[Date Prev][Date Next][Thread Prev][Thread Next][Date Index][Thread Index]
lazy contiguous subrange indexing
From: |
John W. Eaton |
Subject: |
lazy contiguous subrange indexing |
Date: |
Fri, 16 Jan 2009 16:24:22 -0500 |
On 14-Jan-2009, Jaroslav Hajek wrote:
| Summary (1st patch):
| If a dense indexing expression can be reduced to a contiguous subrange
| (like x(2:end-1), A(:,:,3:10) etc.), a shared (i.e. cheap) copy is
| made and the actual extraction is postponed until (if ever) the value
| is written to. The obvious benefit is greater performance of various
| operations with indexed expressions, such as y = x(1:n-1) + x(2:n),
| which will avoid making two temporary copies. This is done by
| modifying Array<T> to allow it work with contiguous subranges of its
| (possibly shared) data. There is an obvious risk of increased memory
| consumption, because a big block of memory may be kept allocated while
| only part of it is actually used.
| This is resolved by checking prior to storing a value to a "permanent"
| location (same where checks for null matrices are done), and possibly
| economizing if an orphaned block is detected. The detection (see
| Array<T>::maybe_economize) is fairly simple and could be improved at
| the cost of performance of the operation. Since most indexing
| expressions do not live longer than their parent object I suppose this
| will seldom be an issue, but it is still easily possible to construct
| an example where memory is wastefully kept allocated.
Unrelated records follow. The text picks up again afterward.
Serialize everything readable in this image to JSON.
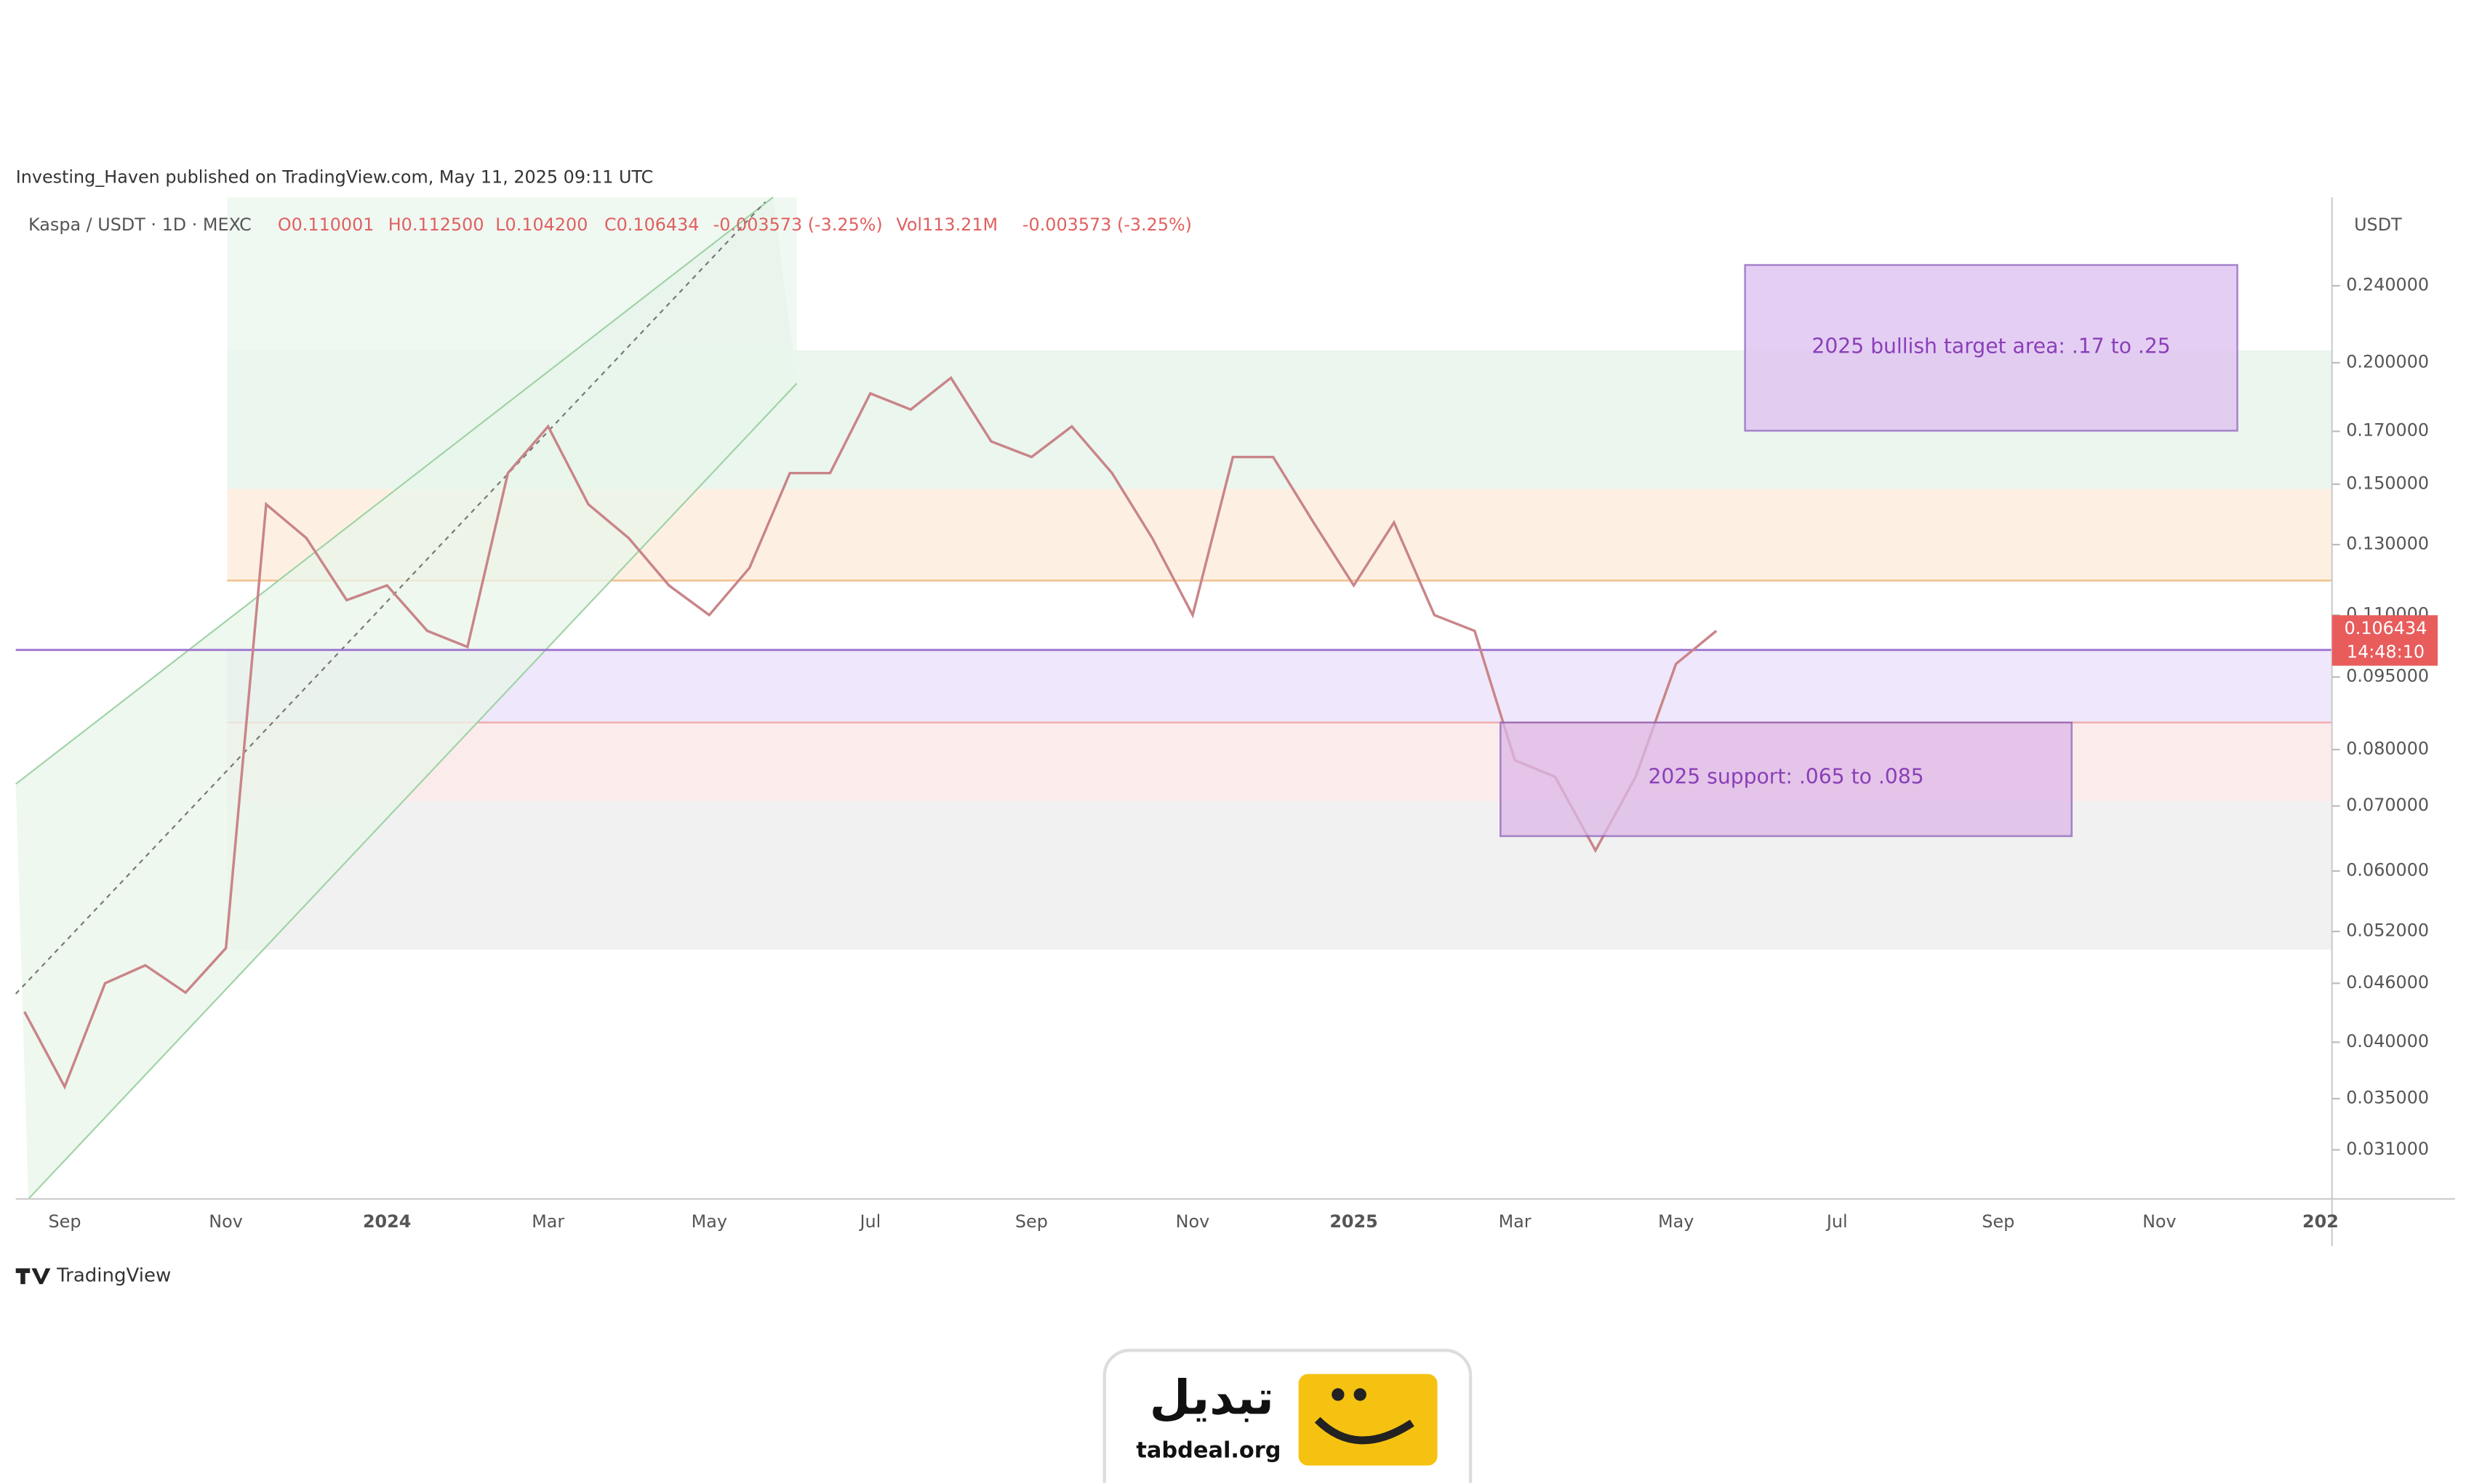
{
  "header": {
    "attribution": "Investing_Haven published on TradingView.com, May 11, 2025 09:11 UTC",
    "symbol": "Kaspa / USDT · 1D · MEXC",
    "ohlc": [
      "O0.110001",
      "H0.112500",
      "L0.104200",
      "C0.106434",
      "-0.003573 (-3.25%)"
    ],
    "volume": [
      "Vol113.21M",
      "-0.003573 (-3.25%)"
    ]
  },
  "chart_data": {
    "type": "line",
    "axis_unit": "USDT",
    "log_scale": true,
    "ylim": [
      0.0276,
      0.296
    ],
    "yticks": [
      {
        "value": 0.24,
        "label": "0.240000"
      },
      {
        "value": 0.2,
        "label": "0.200000"
      },
      {
        "value": 0.17,
        "label": "0.170000"
      },
      {
        "value": 0.15,
        "label": "0.150000"
      },
      {
        "value": 0.13,
        "label": "0.130000"
      },
      {
        "value": 0.11,
        "label": "0.110000"
      },
      {
        "value": 0.095,
        "label": "0.095000"
      },
      {
        "value": 0.08,
        "label": "0.080000"
      },
      {
        "value": 0.07,
        "label": "0.070000"
      },
      {
        "value": 0.06,
        "label": "0.060000"
      },
      {
        "value": 0.052,
        "label": "0.052000"
      },
      {
        "value": 0.046,
        "label": "0.046000"
      },
      {
        "value": 0.04,
        "label": "0.040000"
      },
      {
        "value": 0.035,
        "label": "0.035000"
      },
      {
        "value": 0.031,
        "label": "0.031000"
      }
    ],
    "categories": [
      null,
      "Sep",
      null,
      null,
      null,
      "Nov",
      null,
      null,
      null,
      "2024",
      null,
      null,
      null,
      "Mar",
      null,
      null,
      null,
      "May",
      null,
      null,
      null,
      "Jul",
      null,
      null,
      null,
      "Sep",
      null,
      null,
      null,
      "Nov",
      null,
      null,
      null,
      "2025",
      null,
      null,
      null,
      "Mar",
      null,
      null,
      null,
      "May",
      null,
      null,
      null,
      "Jul",
      null,
      null,
      null,
      "Sep",
      null,
      null,
      null,
      "Nov",
      null,
      null,
      null,
      "202"
    ],
    "series": [
      {
        "name": "Kaspa / USDT",
        "color": "#c98589",
        "values": [
          0.043,
          0.036,
          0.046,
          0.048,
          0.045,
          0.05,
          0.143,
          0.132,
          0.114,
          0.118,
          0.106,
          0.102,
          0.154,
          0.172,
          0.143,
          0.132,
          0.118,
          0.11,
          0.123,
          0.154,
          0.154,
          0.186,
          0.179,
          0.193,
          0.166,
          0.16,
          0.172,
          0.154,
          0.132,
          0.11,
          0.16,
          0.16,
          0.137,
          0.118,
          0.137,
          0.11,
          0.106,
          0.078,
          0.075,
          0.063,
          0.075,
          0.098,
          0.106,
          null,
          null,
          null,
          null,
          null,
          null,
          null,
          null,
          null,
          null,
          null,
          null,
          null,
          null,
          null
        ]
      }
    ],
    "last_price": "0.106434",
    "countdown": "14:48:10",
    "annotations": [
      "2025 bullish target area: .17 to .25",
      "2025 support: .065 to .085"
    ]
  },
  "footer": "TradingView",
  "logo": {
    "name": "تبدیل",
    "domain": "tabdeal.org"
  }
}
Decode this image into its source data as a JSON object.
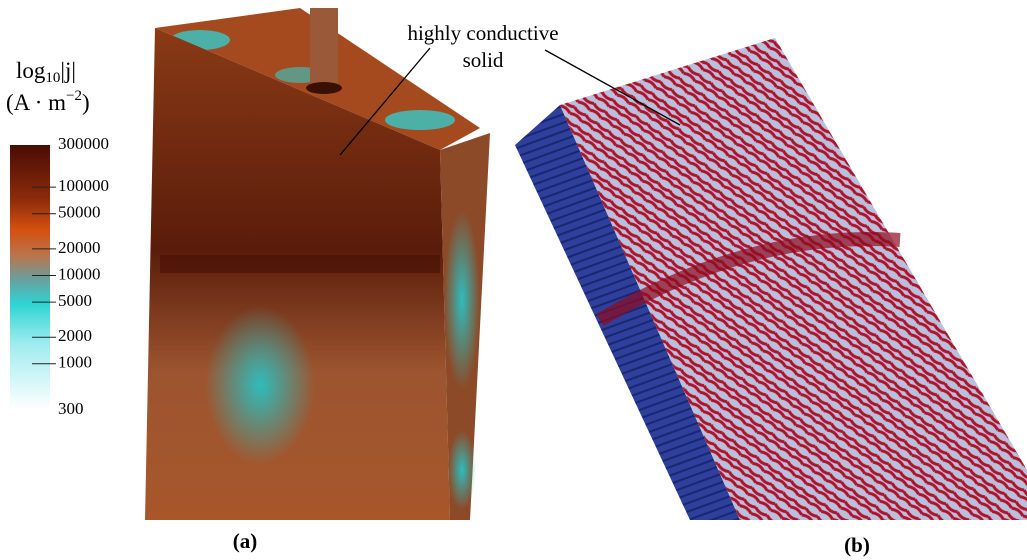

| However, the issue is easy to avoid if you know what you do, so I
| think it's OK. Comments are welcome.
|
| To get an idea of the performance speed up, here's a simplistic test
| (set n to suitable value):
|
| n = 2e7;
| x = 1/n * [1:n]; y = x.^2;
| # compute 2nd-order differences
| tic; d2y = diff (y, 2); toc
| # compute integral
| tic; int = trapz (x, y); toc
|
| with a recent tip, I get:
|
| Elapsed time is 0.697262 seconds.
| Elapsed time is 0.960276 seconds.
|
| with the new patch, I got:
|
| Elapsed time is 0.213054 seconds.
| Elapsed time is 0.497459 seconds.
|
| which means speedups by 228% and 93%.
| P.S. I picked some benefitted functions because measuring directly the
| performance speed-up of the affected indexing expressions is
| meaningless.
|
|
| Summary (2nd patch):
| This is a long-postponed cleanup of Array<T>, DiagArray2<T> and
| PermMatrix, to allow the private members of Array<T> to become really
| private,
| and reimplement DiagArray and PermMatrix without the dangerous abuse
| of Array<T>::dimensions (that has caused me quite a pain with the
| previous patch).
| This patch should probably be applied in any case, I'm putting it here
| because right now it's created on top of the 1st patch and I've only
| ran make check on the result.
|
| comments? OK to push?
I think these changes are fine. I see that you already pushed them,
which is OK, but maybe in the future when you ask for comments you
could wait a few days? :-)
I noticed the following incomplete comment in ov.cc:
// FIXME: This is a good place for pre-storage hooks, but the functions should
// probably be named differently. These functions will be called
Can you please explain (in a comment somewhere) what is meant by
"storable_value"?
Also, it might be good to add some explanation in Array.h about how
slice_data is supposed to be used. I'd like to try to avoid confusion
for people who might want to make modifications to the Array class in
the future.
Thanks,
jwe